Côté AWS, nous garantissons la confidentialité : les environnements sont isolés entre les clients, et les opérateurs AWS n’ont aucun accès aux données, ni aux prompts ni aux réponses. Les fournisseurs de modèles n’y ont pas accès non plus, qu’il s’agisse de Mistral, Anthropic, OpenAI, Meta ou d’autres. Ils ne savent donc pas ce que les clients font avec leurs modèles. C’est un élément essentiel du contrat de confiance, car les entreprises peuvent confier des informations extrêmement sensibles à ces modèles, parfois même de la propriété intellectuelle.
À cela s’ajoutent les guardrails intégrés à Amazon Bedrock, qui permettent de définir précisément quelles questions et quels sujets sont autorisés, ainsi que les types de réponses acceptés. Par exemple, on peut vouloir empêcher un chatbot d’utiliser du vocabulaire offensant — sauf lorsqu’il s’agit d’extraire ce type de contenu pour de la modération. Ce n’est donc pas à nous de décider ce qui doit être interdit : ce sont les clients qui définissent leurs règles, et le contrôle s’applique à la fois au prompt et à la réponse.
Nous proposons également un système basé sur le raisonnement automatisé : les entreprises peuvent envoyer leurs politiques internes, qui sont converties en règles formelles. Le système vérifie ensuite que ces règles sont respectées dans les réponses produites par un modèle. Cela intéresse particulièrement les secteurs comme la finance, la banque, l’assurance ou les RH, pour éviter les hallucinations ou les réponses contraires aux politiques internes. Il n’existe pas de solution magique, mais tout cela fonctionne à plusieurs niveaux.
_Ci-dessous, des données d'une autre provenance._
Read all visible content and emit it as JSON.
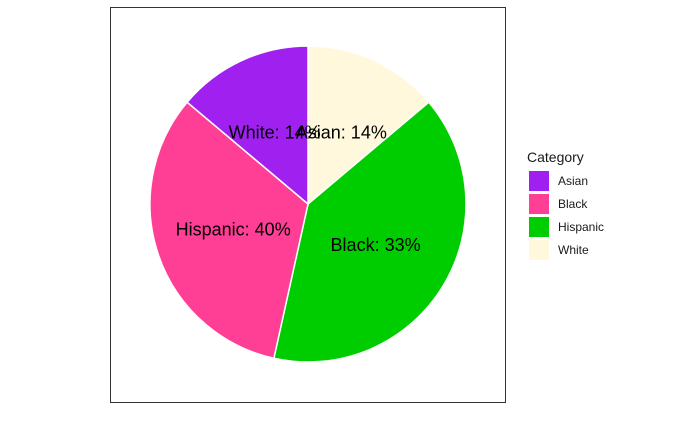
{
  "chart_data": {
    "type": "pie",
    "legend_title": "Category",
    "legend_position": "right",
    "categories": [
      "Asian",
      "Black",
      "Hispanic",
      "White"
    ],
    "colors": [
      "#A020F0",
      "#FF3E96",
      "#00CD00",
      "#FFF8DC"
    ],
    "slices": [
      {
        "category": "White",
        "value": 14,
        "label": "Asian: 14%"
      },
      {
        "category": "Hispanic",
        "value": 40,
        "label": "Black: 33%"
      },
      {
        "category": "Black",
        "value": 33,
        "label": "Hispanic: 40%"
      },
      {
        "category": "Asian",
        "value": 14,
        "label": "White: 14%"
      }
    ]
  }
}
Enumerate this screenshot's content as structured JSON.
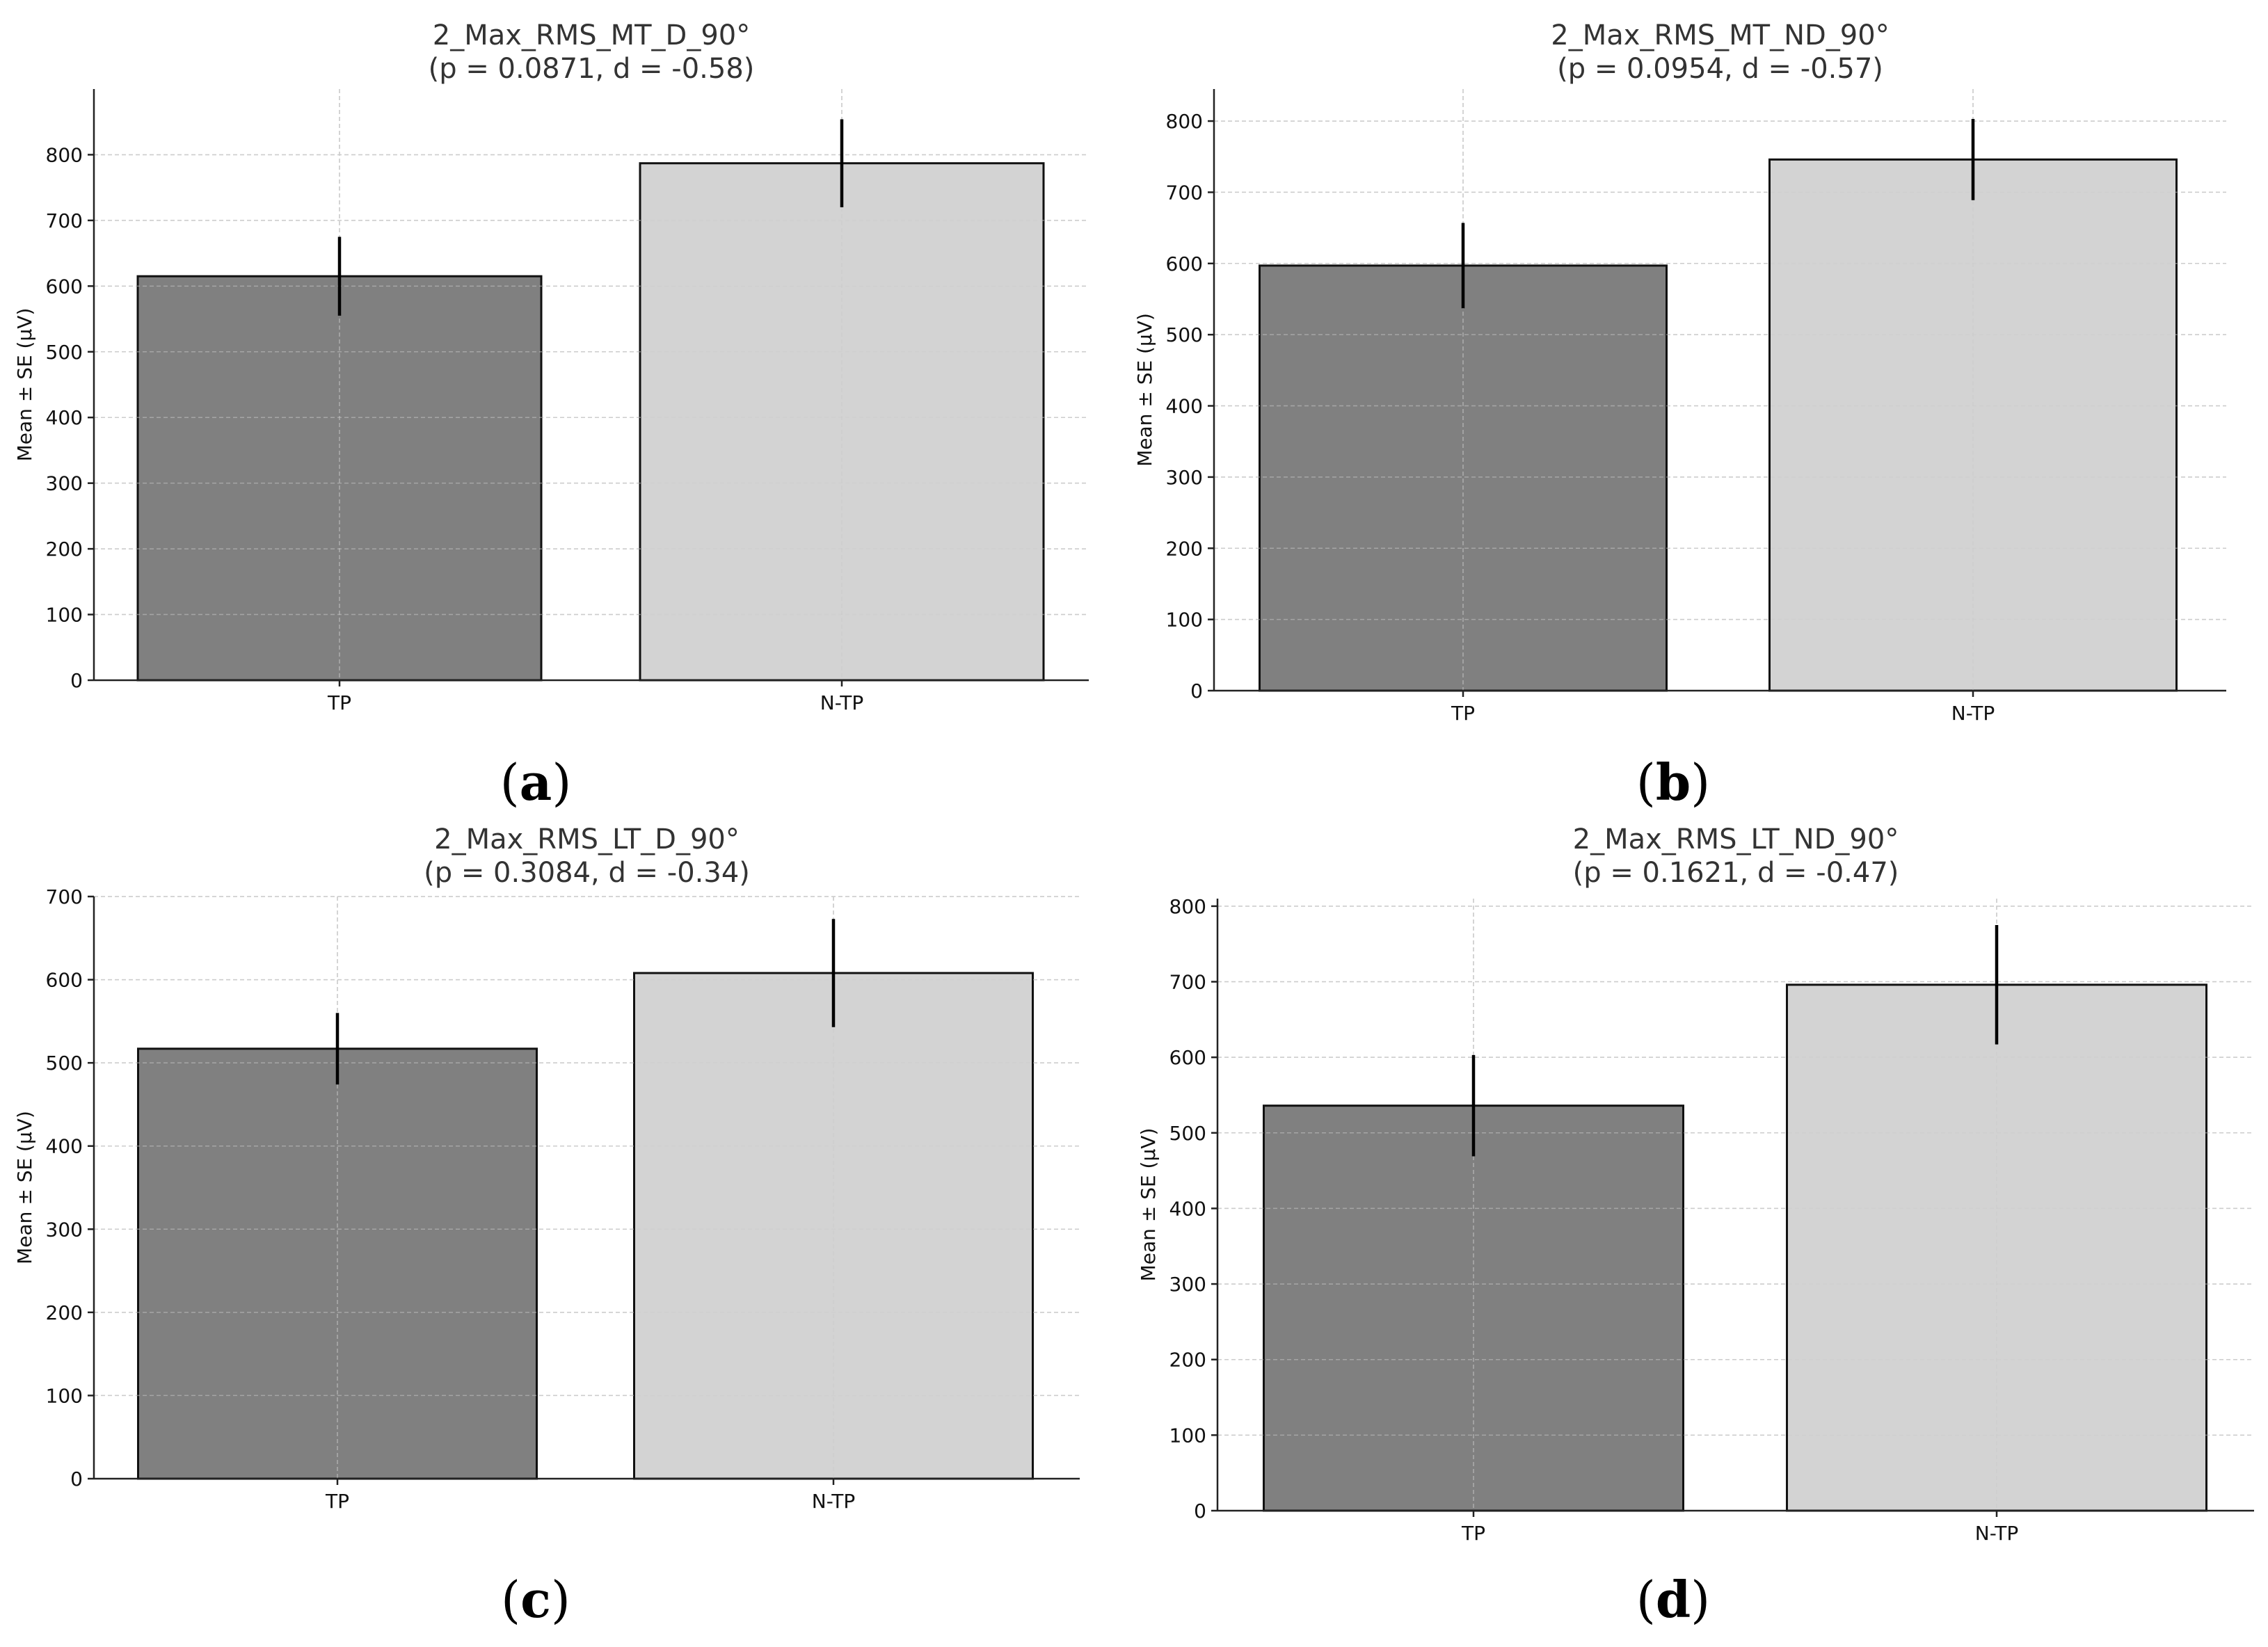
{
  "chart_data": [
    {
      "type": "bar",
      "panel_label": "a",
      "title_line1": "2_Max_RMS_MT_D_90°",
      "title_line2": "(p = 0.0871, d = -0.58)",
      "ylabel": "Mean ± SE (μV)",
      "xlabel": "",
      "categories": [
        "TP",
        "N-TP"
      ],
      "values": [
        615,
        787
      ],
      "errors": [
        60,
        67
      ],
      "colors": [
        "#808080",
        "#d3d3d3"
      ],
      "ylim": [
        0,
        900
      ],
      "yticks": [
        0,
        100,
        200,
        300,
        400,
        500,
        600,
        700,
        800
      ],
      "grid": true
    },
    {
      "type": "bar",
      "panel_label": "b",
      "title_line1": "2_Max_RMS_MT_ND_90°",
      "title_line2": "(p = 0.0954, d = -0.57)",
      "ylabel": "Mean ± SE (μV)",
      "xlabel": "",
      "categories": [
        "TP",
        "N-TP"
      ],
      "values": [
        597,
        746
      ],
      "errors": [
        60,
        57
      ],
      "colors": [
        "#808080",
        "#d3d3d3"
      ],
      "ylim": [
        0,
        845
      ],
      "yticks": [
        0,
        100,
        200,
        300,
        400,
        500,
        600,
        700,
        800
      ],
      "grid": true
    },
    {
      "type": "bar",
      "panel_label": "c",
      "title_line1": "2_Max_RMS_LT_D_90°",
      "title_line2": "(p = 0.3084, d = -0.34)",
      "ylabel": "Mean ± SE (μV)",
      "xlabel": "",
      "categories": [
        "TP",
        "N-TP"
      ],
      "values": [
        517,
        608
      ],
      "errors": [
        43,
        65
      ],
      "colors": [
        "#808080",
        "#d3d3d3"
      ],
      "ylim": [
        0,
        700
      ],
      "yticks": [
        0,
        100,
        200,
        300,
        400,
        500,
        600,
        700
      ],
      "grid": true
    },
    {
      "type": "bar",
      "panel_label": "d",
      "title_line1": "2_Max_RMS_LT_ND_90°",
      "title_line2": "(p = 0.1621, d = -0.47)",
      "ylabel": "Mean ± SE (μV)",
      "xlabel": "",
      "categories": [
        "TP",
        "N-TP"
      ],
      "values": [
        536,
        696
      ],
      "errors": [
        67,
        79
      ],
      "colors": [
        "#808080",
        "#d3d3d3"
      ],
      "ylim": [
        0,
        810
      ],
      "yticks": [
        0,
        100,
        200,
        300,
        400,
        500,
        600,
        700,
        800
      ],
      "grid": true
    }
  ]
}
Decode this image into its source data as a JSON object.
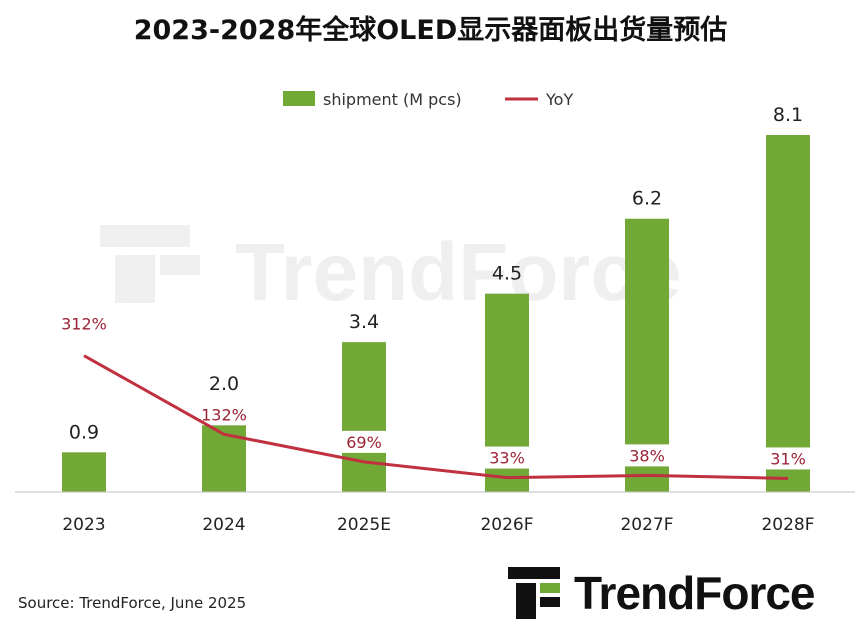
{
  "title": "2023-2028年全球OLED显示器面板出货量预估",
  "source": "Source: TrendForce, June 2025",
  "logo": {
    "text": "TrendForce"
  },
  "colors": {
    "bar": "#72a836",
    "line": "#c0303f",
    "yoy_text": "#9b2335"
  },
  "chart_data": {
    "type": "bar",
    "categories": [
      "2023",
      "2024",
      "2025E",
      "2026F",
      "2027F",
      "2028F"
    ],
    "series": [
      {
        "name": "shipment (M pcs)",
        "type": "bar",
        "values": [
          0.9,
          2.0,
          3.4,
          4.5,
          6.2,
          8.1
        ]
      },
      {
        "name": "YoY",
        "type": "line",
        "values": [
          312,
          132,
          69,
          33,
          38,
          31
        ],
        "labels": [
          "312%",
          "132%",
          "69%",
          "33%",
          "38%",
          "31%"
        ]
      }
    ],
    "value_labels": [
      "0.9",
      "2.0",
      "3.4",
      "4.5",
      "6.2",
      "8.1"
    ],
    "legend": "top-center",
    "grid": false
  }
}
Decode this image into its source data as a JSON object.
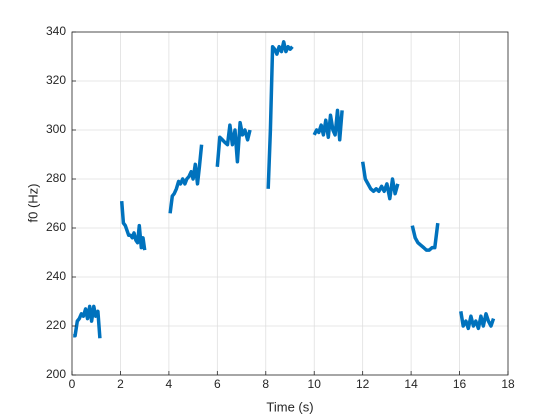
{
  "chart_data": {
    "type": "line",
    "xlabel": "Time (s)",
    "ylabel": "f0 (Hz)",
    "xlim": [
      0,
      18
    ],
    "xticks": [
      0,
      2,
      4,
      6,
      8,
      10,
      12,
      14,
      16,
      18
    ],
    "ylim": [
      200,
      340
    ],
    "yticks": [
      200,
      220,
      240,
      260,
      280,
      300,
      320,
      340
    ],
    "grid": true,
    "x": [
      0.05,
      0.13,
      0.22,
      0.3,
      0.39,
      0.47,
      0.56,
      0.64,
      0.73,
      0.81,
      0.9,
      0.98,
      1.07,
      1.15,
      null,
      2.05,
      2.12,
      2.2,
      2.27,
      2.34,
      2.42,
      2.49,
      2.56,
      2.64,
      2.71,
      2.78,
      2.86,
      2.93,
      3.0,
      null,
      4.05,
      4.14,
      4.22,
      4.31,
      4.4,
      4.48,
      4.57,
      4.66,
      4.74,
      4.83,
      4.92,
      5.0,
      5.09,
      5.18,
      5.26,
      5.35,
      null,
      6.0,
      6.1,
      6.21,
      6.31,
      6.42,
      6.52,
      6.62,
      6.73,
      6.83,
      6.94,
      7.04,
      7.14,
      7.25,
      7.35,
      null,
      8.1,
      8.19,
      8.28,
      8.37,
      8.46,
      8.55,
      8.65,
      8.74,
      8.83,
      8.92,
      9.01,
      9.1,
      null,
      10.0,
      10.1,
      10.19,
      10.29,
      10.38,
      10.48,
      10.58,
      10.67,
      10.77,
      10.86,
      10.96,
      11.05,
      11.15,
      null,
      12.0,
      12.11,
      12.22,
      12.33,
      12.45,
      12.56,
      12.67,
      12.78,
      12.89,
      13.0,
      13.12,
      13.23,
      13.34,
      13.45,
      null,
      14.05,
      14.17,
      14.28,
      14.4,
      14.52,
      14.63,
      14.75,
      14.87,
      14.98,
      15.1,
      null,
      16.05,
      16.15,
      16.26,
      16.36,
      16.47,
      16.57,
      16.67,
      16.78,
      16.88,
      16.98,
      17.09,
      17.19,
      17.3,
      17.4
    ],
    "series": [
      {
        "color": "#0072BD",
        "values": [
          216,
          216,
          222,
          223,
          225,
          224,
          227,
          223,
          228,
          222,
          228,
          224,
          226,
          215,
          null,
          271,
          262,
          261,
          259,
          257,
          257,
          256,
          258,
          255,
          254,
          261,
          252,
          256,
          251,
          null,
          266,
          273,
          274,
          276,
          279,
          278,
          280,
          278,
          280,
          281,
          283,
          280,
          286,
          278,
          285,
          294,
          null,
          285,
          297,
          296,
          295,
          294,
          302,
          294,
          300,
          287,
          303,
          298,
          300,
          296,
          300,
          null,
          276,
          300,
          334,
          333,
          331,
          334,
          332,
          336,
          332,
          334,
          333,
          334,
          null,
          298,
          300,
          299,
          302,
          298,
          304,
          297,
          306,
          300,
          298,
          308,
          296,
          308,
          null,
          287,
          280,
          278,
          276,
          275,
          276,
          275,
          277,
          275,
          278,
          272,
          280,
          274,
          278,
          null,
          261,
          256,
          254,
          253,
          252,
          251,
          251,
          252,
          252,
          262,
          null,
          226,
          220,
          222,
          219,
          224,
          220,
          222,
          219,
          224,
          220,
          225,
          222,
          220,
          223
        ]
      }
    ]
  }
}
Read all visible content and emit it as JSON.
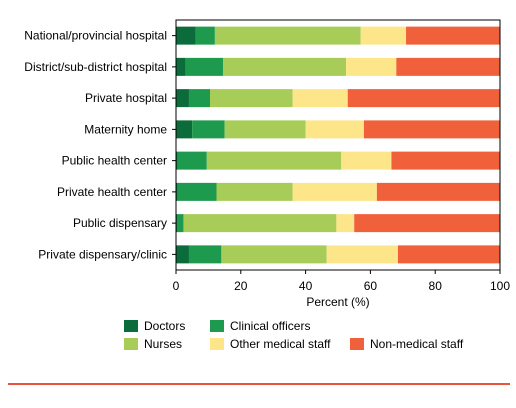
{
  "chart_data": {
    "type": "bar",
    "orientation": "horizontal",
    "stacked": true,
    "categories": [
      "National/provincial hospital",
      "District/sub-district hospital",
      "Private hospital",
      "Maternity home",
      "Public health center",
      "Private health center",
      "Public dispensary",
      "Private dispensary/clinic"
    ],
    "series": [
      {
        "name": "Doctors",
        "color": "#0b6b3a",
        "values": [
          6,
          3,
          4,
          5,
          0.5,
          0.5,
          0.3,
          4
        ]
      },
      {
        "name": "Clinical officers",
        "color": "#1e9a4e",
        "values": [
          6,
          11.5,
          6.5,
          10,
          9,
          12,
          2,
          10
        ]
      },
      {
        "name": "Nurses",
        "color": "#a7cc57",
        "values": [
          45,
          38,
          25.5,
          25,
          41.5,
          23.5,
          47.2,
          32.5
        ]
      },
      {
        "name": "Other medical staff",
        "color": "#fde68a",
        "values": [
          14,
          15.5,
          17,
          18,
          15.5,
          26,
          5.5,
          22
        ]
      },
      {
        "name": "Non-medical staff",
        "color": "#f0603a",
        "values": [
          29,
          32,
          47,
          42,
          33.5,
          38,
          45,
          31.5
        ]
      }
    ],
    "xlabel": "Percent (%)",
    "xlim": [
      0,
      100
    ],
    "xticks": [
      "0",
      "20",
      "40",
      "60",
      "80",
      "100"
    ],
    "grid": false,
    "legend_position": "bottom"
  }
}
SNC : Parmi les nombreuses annonces, quelles sont celles qui auront le plus d’impact métier ?
SH : Il y a énormément d’annonces, notamment autour des puces, de l’infrastructure et des datacenters, mais l’une des plus importantes concerne les « agents frontières », lancés pour Kyro, pour la sécurité et pour le DevOps. Jusqu’à présent, les agents fonctionnaient sur un mode classique : on leur demandait de faire quelque chose, ils se connectaient aux différents systèmes et réalisaient les actions nécessaires. Avec ces nouveaux agents, on franchit une étape supplémentaire : ils agissent de manière autonome. Ils se réveillent régulièrement, de jour comme de nuit, pour aller vérifier que la production fonctionne bien, en parcourant les journaux ou en contrôlant les modifications appliquées. Ils réalisent aussi des tests de sécurité ou des tests de pénétration.
L’idée n’est pas celle d’une « armée de l’ombre », mais bien de disposer d’un groupe d’agents capables de vérifier en continu que tout se passe correctement. Cela représente une aide considérable pour nos clients, à la fois dans le développement des applications, pour s’assurer du respect des règles de sécurité, et ensuite en production, une fois que les applications sont déployées.